Now that you have all the results organized, let’s interpret them and discuss with your group while you make your group presentation.
- show the statistics for the Hifiasm p and a assemblies
- show the busco short summary for the Hifiasm assemblies
- show the spectra plot for the Hifiasm assemblies (one of the files st, ln or fn)
- show the completeness for the Hifiasm assemblies
- show the QV for the Hifiasm assemblies.
Go and do the same for the primary purged assembly:
- show the statistics for the purged assembly
- show the busco short summary for the purged assembly
- show the spectra plot for the purged assembly (one of the files st, ln or fn)
- show the completeness for the purged assembly
- show the QV for the purged assembly.
Go and do the same for the htigs purged assembly:
- show the statistics for the purged.htigs assembly
- show the busco short summary for the purged.htigs assembly
- show the spectra plot for the purged.htigs assembly (one of the files st, ln or fn)

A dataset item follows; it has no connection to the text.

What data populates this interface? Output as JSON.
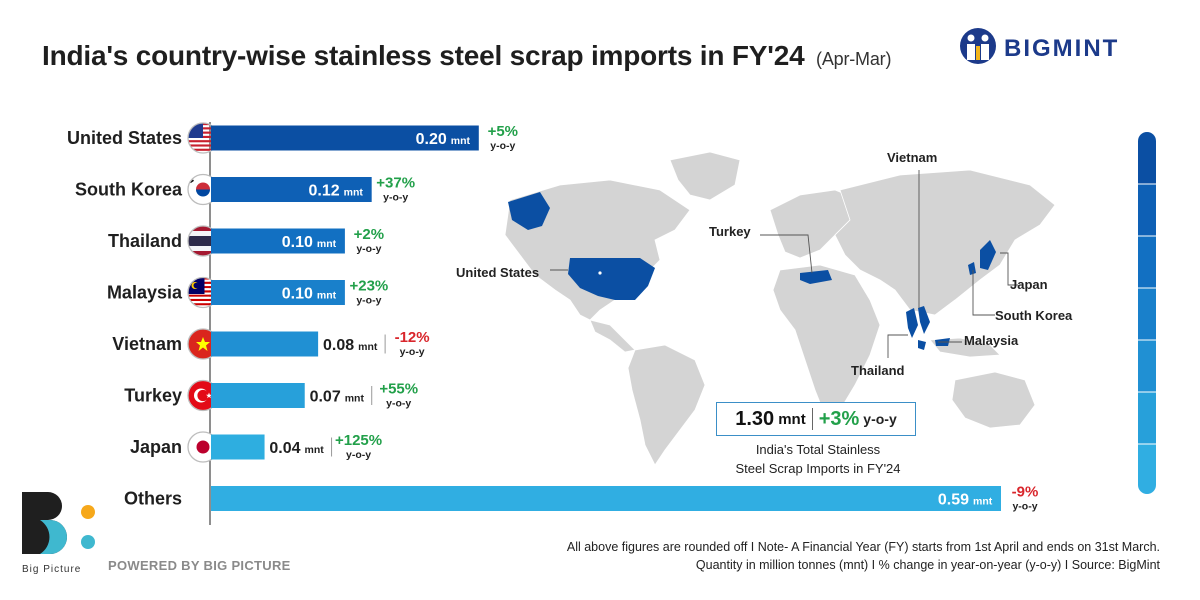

- show the completeness for the purged.htigs assembly
- show the QV for the purged.htigs assembly.
Attention!
For the purged run, the qv and completeness result for the purged and htigs assembly will be in the same files. Understand what each column of the files qv and completeness mean by reading the manual again: https://github.com/marbl/merqury/wiki/2.-Overall-k-mer-evaluation
# Now
I don’t know if you realised, but you have for now (i) ran kmer analyses to understand the DNA composition of your reads, (ii) you have ran two genome assemblers and you are learning how to (iii) interprete the BUSCO run results and how to run (iv) and interpret (v) kmer assembly evaluation results with merqury! THIS IS A LOT FOR THREE DAYS! Really well done! Now its time to gather all of the results and answer the following questions with your team and later on we will go through them together as a group.
a-) What has happened with the assembly general statistics after it was purged?
b-) After purging, what the files purged and htigs mean?
c-) How is the BUSCO duplication before purging?
d-) How is the busco duplication in the purged assembly after purging? Why has it changed?
e-) What are all the QVs of the assemblies? Are they good QVs?
f-) What a QV of 50 means?
Well done! Let’s come back to the group all together now!